What happens is that these groups that have existed to do that, they no longer have a reason to exist. So they come up with new reasons and they generate new controversies and they fixate on other questions. So that essentially, we now have a BIPOC trans movement that is operating in the carcass of a gay rights movement. And I don’t think that trans people really have much more to accomplish. I think once you’re in the Civil Rights Act, and once you can get your transition paid for, what we’re talking about now is a few small areas, such as whether children before puberty, especially gender nonconforming kids, have the capability to knowingly consent to permanent, irreversible changes in their body that will prevent them from fully becoming the sex they were born as. And that is a whole other question.
There’s also a whole other question about sports. But these are not big questions, essentially, in terms of how many people they effect. And if you look at the Equality Act, which is what they want to pass, they've been trying to pass this since the 1970s. I mean, I was told I had to wait. I should shut up about marriage until we get that done. Well, if I had, we’d still be waiting.
The Equality Act adds two things. It redefines sex as subordinate to gender, and it eviscerates any rights of religious people to exercise their conscience and say that they don’t want to be involved in anything to do with any particularly substantive gay or transgender issue. Which of course I’m against too.
Debra: It drives me crazy with the kids, because I would think that these men know that those kids were them when they were young. I don't know how they wouldn't, because the research backs that up. I don’t want to go too much in this because my audience has heard me talk about this a million times already. But that’s what upsets me about it.

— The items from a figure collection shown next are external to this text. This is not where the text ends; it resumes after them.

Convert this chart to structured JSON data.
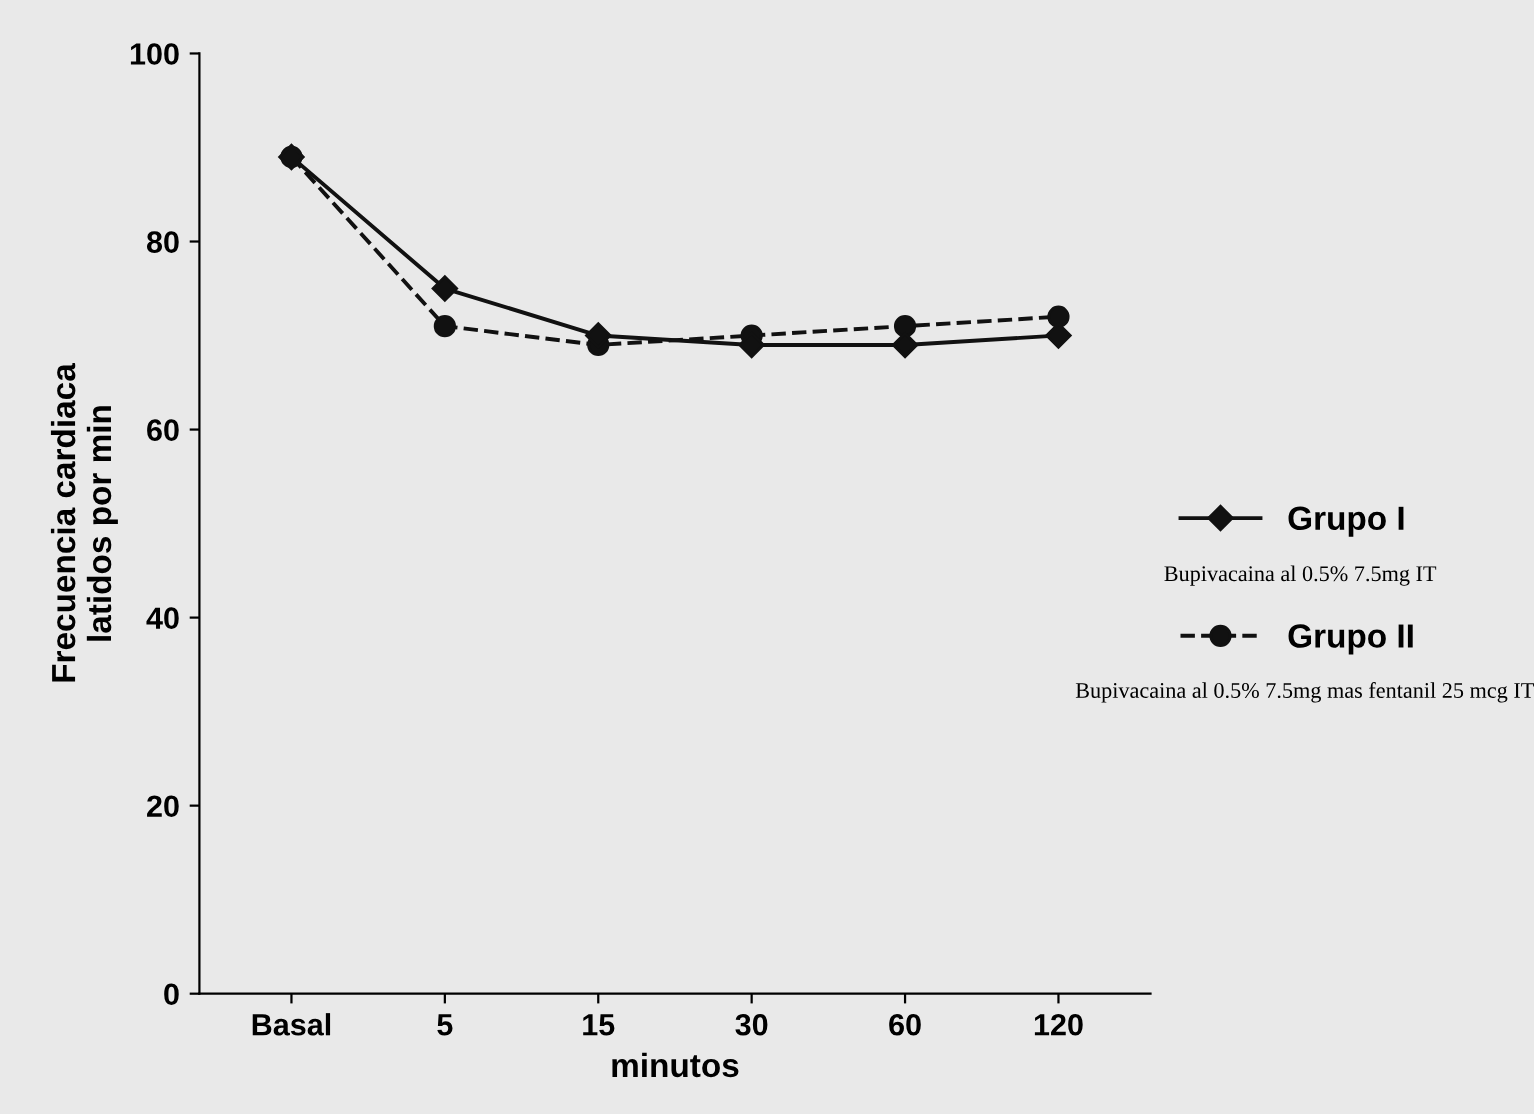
{
  "chart_data": {
    "type": "line",
    "xlabel": "minutos",
    "ylabel": "Frecuencia cardiaca\nlatidos por min",
    "categories": [
      "Basal",
      "5",
      "15",
      "30",
      "60",
      "120"
    ],
    "series": [
      {
        "name": "Grupo I",
        "color": "#111111",
        "values": [
          89,
          75,
          70,
          69,
          69,
          70
        ],
        "marker": "diamond",
        "line_style": "solid"
      },
      {
        "name": "Grupo II",
        "color": "#111111",
        "values": [
          89,
          71,
          69,
          70,
          71,
          72
        ],
        "marker": "circle",
        "line_style": "dashed"
      }
    ],
    "ylim": [
      0,
      100
    ],
    "yticks": [
      0,
      20,
      40,
      60,
      80,
      100
    ],
    "grid": false,
    "legend": "right",
    "annotations": [
      "Bupivacaina al 0.5% 7.5mg IT",
      "Bupivacaina al 0.5% 7.5mg mas fentanil 25 mcg IT"
    ]
  }
}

Andrew: I’ll tell you this from my own experience that I, as a kid, before puberty, I had crushes on other boys. I even had a scrapbook where I would — because there was no porn for us. I didn’t even hear the word “gay”, let alone a picture. And I would cut out of Sunday magazines hot-looking guys and put them in my copy book. And I would draw the men I was attracted to because that’s all I had to go on. And they were dudes, they were definitely dudes. And in fact, they were big hairy dudes, which turned out to be my main predilection in men, as I grew up and grew older. But I didn’t know I was gay. I didn’t know what sex was. You don’t know really what sex was till you go through puberty.

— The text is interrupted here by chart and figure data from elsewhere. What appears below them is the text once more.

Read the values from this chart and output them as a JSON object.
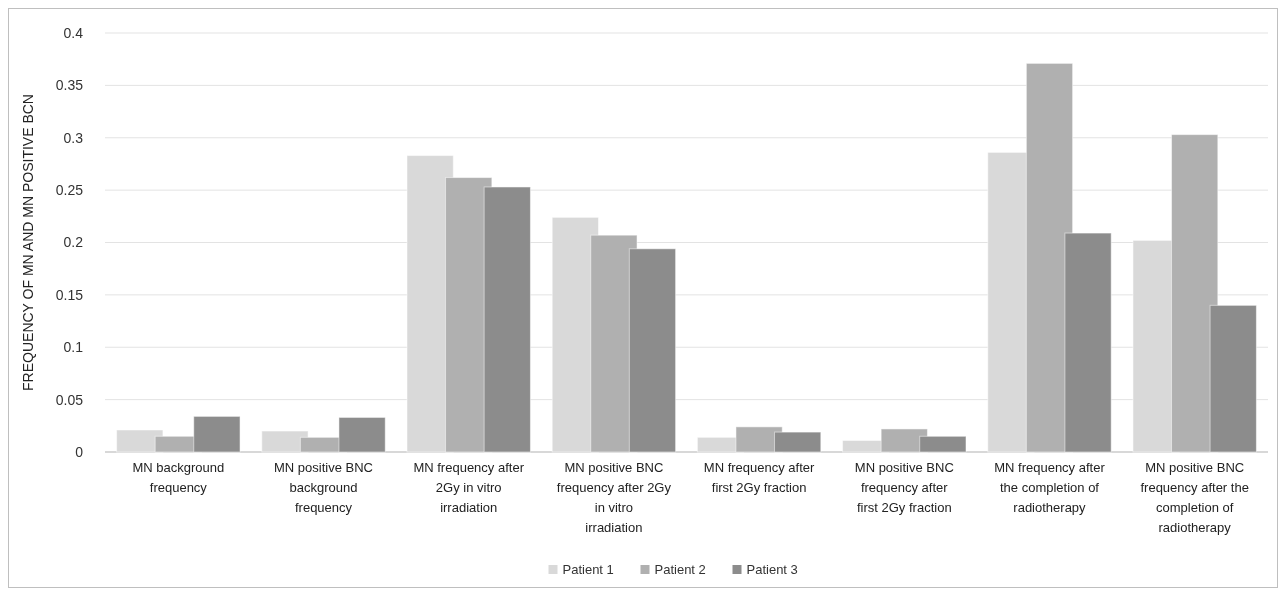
{
  "chart_data": {
    "type": "bar",
    "ylabel": "FREQUENCY OF MN AND MN POSITIVE BCN",
    "categories": [
      "MN background frequency",
      "MN positive BNC background frequency",
      "MN frequency after 2Gy in vitro irradiation",
      "MN positive BNC frequency after 2Gy in vitro irradiation",
      "MN frequency after first 2Gy fraction",
      "MN positive BNC frequency after first 2Gy fraction",
      "MN frequency after the completion of radiotherapy",
      "MN positive BNC frequency after the completion of radiotherapy"
    ],
    "series": [
      {
        "name": "Patient 1",
        "color": "#d9d9d9",
        "values": [
          0.021,
          0.02,
          0.283,
          0.224,
          0.014,
          0.011,
          0.286,
          0.202
        ]
      },
      {
        "name": "Patient 2",
        "color": "#b0b0b0",
        "values": [
          0.015,
          0.014,
          0.262,
          0.207,
          0.024,
          0.022,
          0.371,
          0.303
        ]
      },
      {
        "name": "Patient 3",
        "color": "#8c8c8c",
        "values": [
          0.034,
          0.033,
          0.253,
          0.194,
          0.019,
          0.015,
          0.209,
          0.14
        ]
      }
    ],
    "ylim": [
      0,
      0.4
    ],
    "yticks": [
      0,
      0.05,
      0.1,
      0.15,
      0.2,
      0.25,
      0.3,
      0.35,
      0.4
    ],
    "grid": "y",
    "legend": "bottom"
  }
}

So there was some panic in some ways — that I wasn’t like the other boys. But then puberty happened. I couldn’t have been more psyched to be a man. I suddenly got this amazing 24-hour gift in my crotch. That was something that never stopped giving intense pleasure. It was the best thing that ever happened to me. I wanted to be more male. I actually, at one point was a kid, I poured my mother’s mascara, and I didn’t do my eyebrows, but I tried to get the little boy hairs on my chest to look black, so I could have a hairy chest. I was obsessed with every chest.
Everyone’s different, of course, but I’m concerned that young gay boys who may be gender nonconforming, who may like Barbies, or may have experiments with lots of female activities, I’m concerned they could be pressured into thinking they’re not gay, but that they’re actually girls. And gay men have fought for a long time to be understood as men, not as something other than a man, not as something like a woman. Straight guys sometimes say to me, about me and my husband, “Who’s the girl, who’s the boy?” And I’m like, “You don’t understand. We’re both boys. That’s the point.” That’s more subversive — so much more subversive and so much more shocking to people than the notion that you’ll change your sex and conform to the male/female dynamic.